CPU overhead from data decompression and management is pretty high. The more data that's moved, the more the CPU is taxed, and if it's pushed too far, frame rates drop astronomically.
To solve these issues, a custom decompressor was built directly into the I/O (Input/Output) unit.
"By the way, in terms of performance, that custom decompressor equates to nine of our Zen 2 cores, that's what it would take to decompress the Kraken stream with a conventional CPU," Cerny reveals.
PS5's GPU is equipped with what is known as a Cache Scrubber.
This function is used to improve efficiency and ensure the cache isn't filled with redundant data.
The whole process of loading it happens invisibly to you (the developer) and at very high speed.
Allowing the dream of no load screens and super-fast streaming to become a reality.

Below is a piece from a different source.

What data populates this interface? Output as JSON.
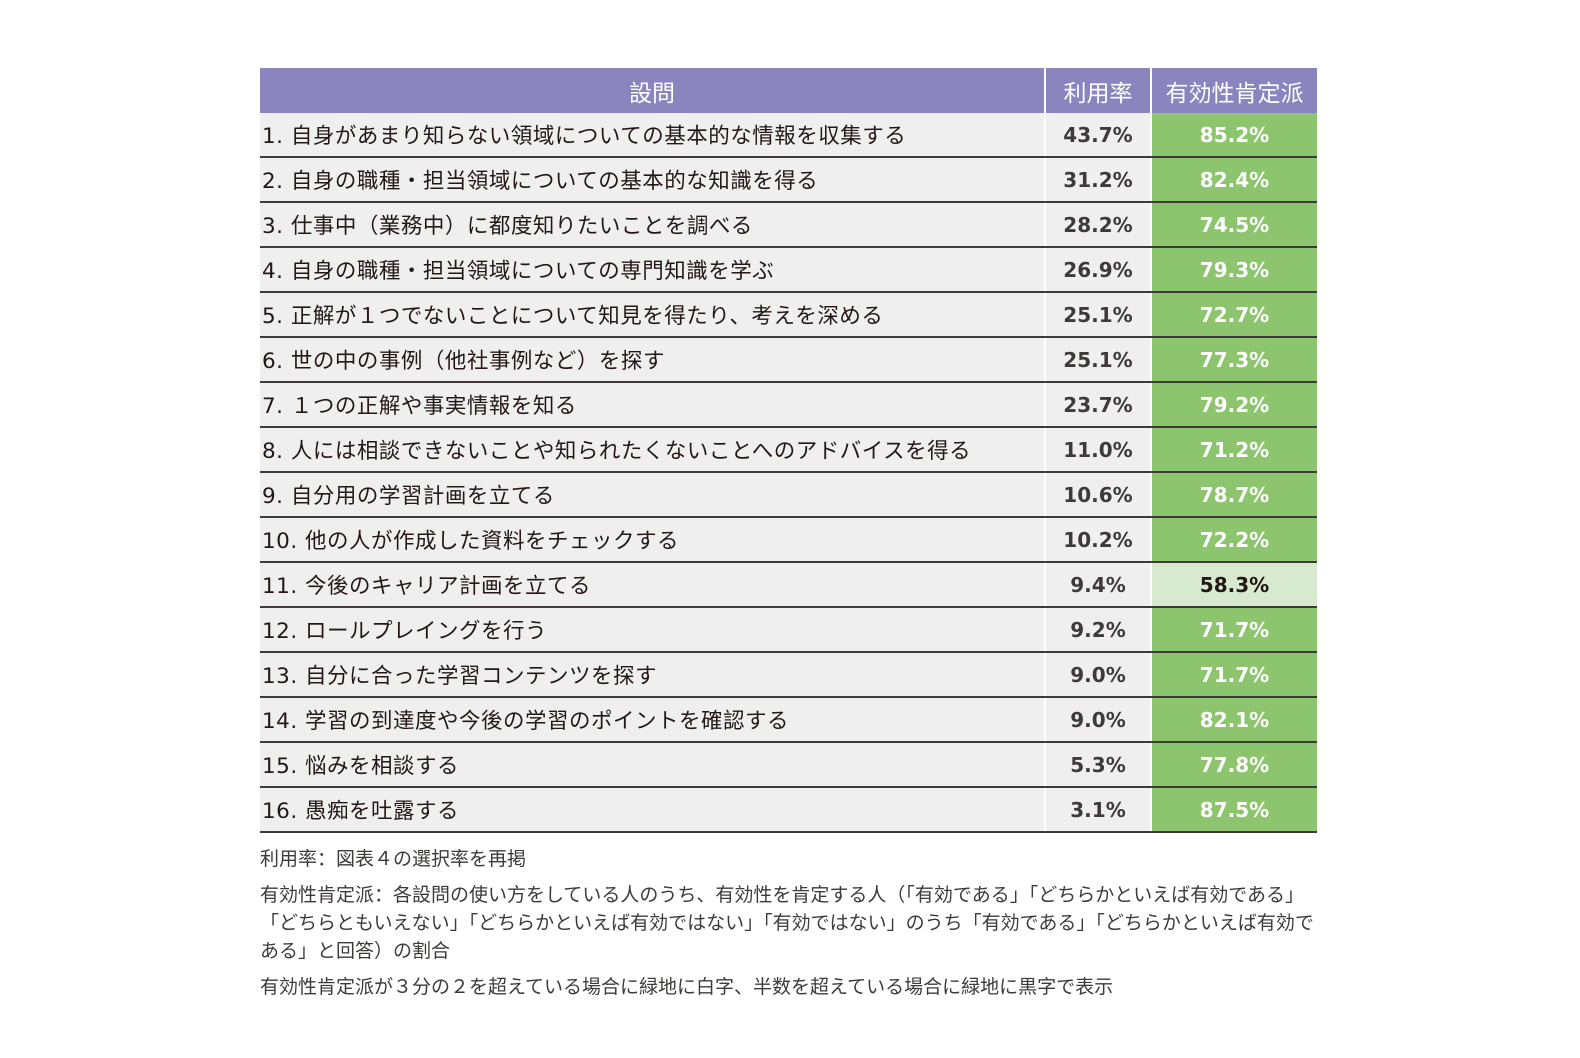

To avoid further impacts to GPU performance - we've (Sony has) implemented coherency engines to inform the GPU of the overwritten address ranges and custom scrubbers in several dozen GPU caches to pinpoint evictions of just those address ranges.
This memory is synergized with the SSD on an architectural level and drastically boosts RAM efficiency. The memory is no longer "parking" data from an HDD; the SSD can deliver data right to the RAM almost instananeously.
The result sees RAM only holding assets and data for the next 1 second of gameplay. The PS4's 8GB of GDDR5 memory held assets for the next 30 seconds of gameplay.
The I/O unit is capable of handling over 5 gigabytes of kraken format input data a second. After decompression that typically becomes eight or nine gigabytes but the unit itself is capable of outputting as much as 22 gigabytes a second if the data
is compressed particularly well.
The I/O unit also contains a large pool of SRAM which is used principally to direct the variety of custom hardware around it.
A dedicated DMA controller (equivalent to one or two Zen 2 cores in performance terms) directs data to where it needs to be, while two dedicated, custom processors handle I/O and memory mapping. On top of that, coherency engines operate as housekeepers of sorts.
The SSD is so fast that textures can be loaded within the same second that you move the player.